Выводы, сделанные на совещании, подкрепленные конкретными фактами, были доведены до ЦК ВКП(б) и руководства Штаба РККА. Поэтому можно утверждать, что, выступая на указанном выше заседании Политбюро в декабре 1926 г., М. Тухачевский использовал информацию чекистов для подкрепления своих неутешительных выводов. А руководство ОГПУ, в свою очередь, приказало подчиненным органам реализовать ряд важных мероприятий. В частности, необходимо было усилить работу по военной промышленности, проверив в месячный срок ее состояние, а также усилить агентурное наблюдение за накоплением мобилизационных запасов, «поведя решительную борьбу с особенно распространенными в этой области злоупотреблениями, бесхозяйственностью и нераспорядительностью»[1007].

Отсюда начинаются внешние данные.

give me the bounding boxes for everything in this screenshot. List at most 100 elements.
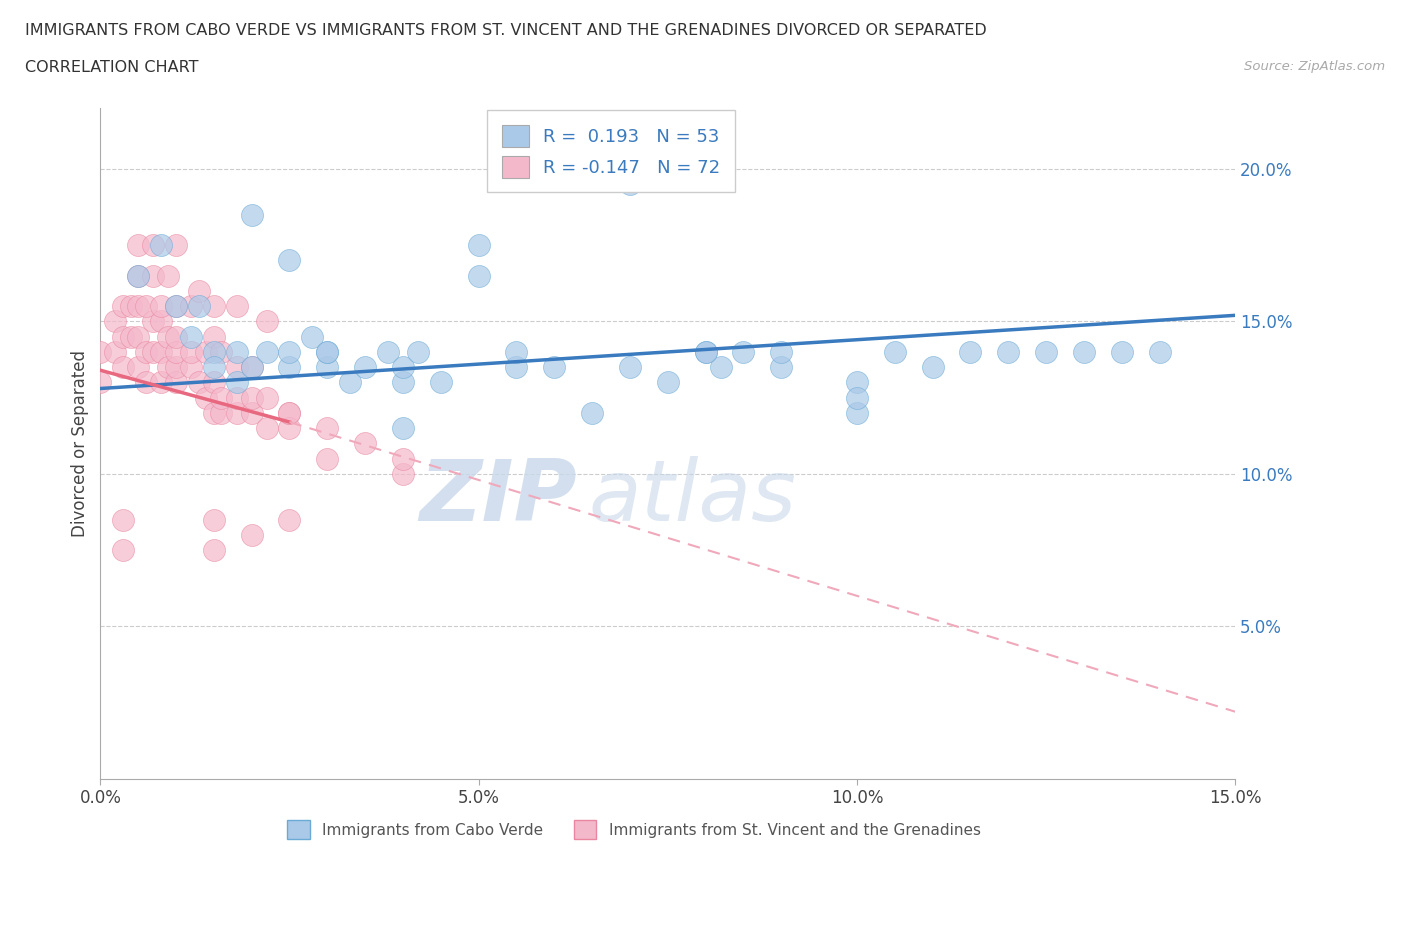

К марту 1927 г., т. е. к заседанию Политбюро, в органах госбезопасности подвели некоторые итоги проведенной работы, однако с учетом ситуации «военной тревоги» сосредоточились главным образом на противодиверсионной защите мобилизационных запасов.

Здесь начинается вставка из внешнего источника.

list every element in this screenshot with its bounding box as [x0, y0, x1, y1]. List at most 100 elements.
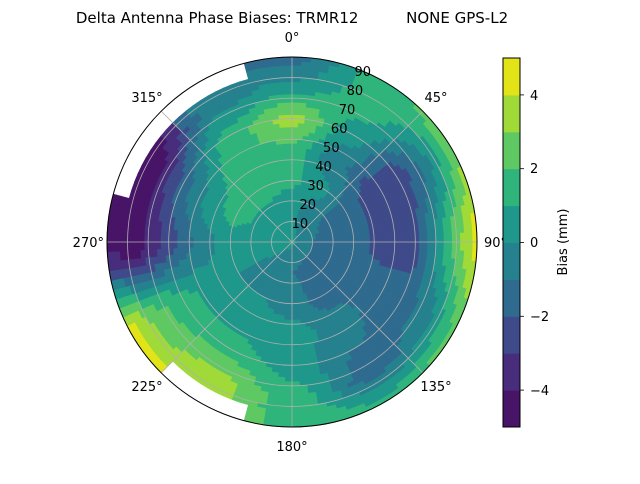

На заседании Политбюро 31 марта 1927 г. был утвержден перечень мер «по борьбе с диверсией, пожарами, взрывами, авариями и прочими вредительскими актами», где предусматривалось создание постоянной комиссии при ОГПУ из представителей военного ведомства, органов госбезопасности, ВСНХ, НКПС и ВЦСПС. Аналогичные комиссии создавались и на местах при полномочных представительствах ОГПУ. Было признано необходимым упразднить вольнонаемную и ввести военизированную охрану на важных объектах, включая заводы оборонной промышленности, провести в советском порядке декрет о выселении с территории предприятий государственного значения и огнеавиаскладов военного ведомства всех посторонних лиц, обязать НКВМ ускорить окончание работ по приведению в порядок огнескладов.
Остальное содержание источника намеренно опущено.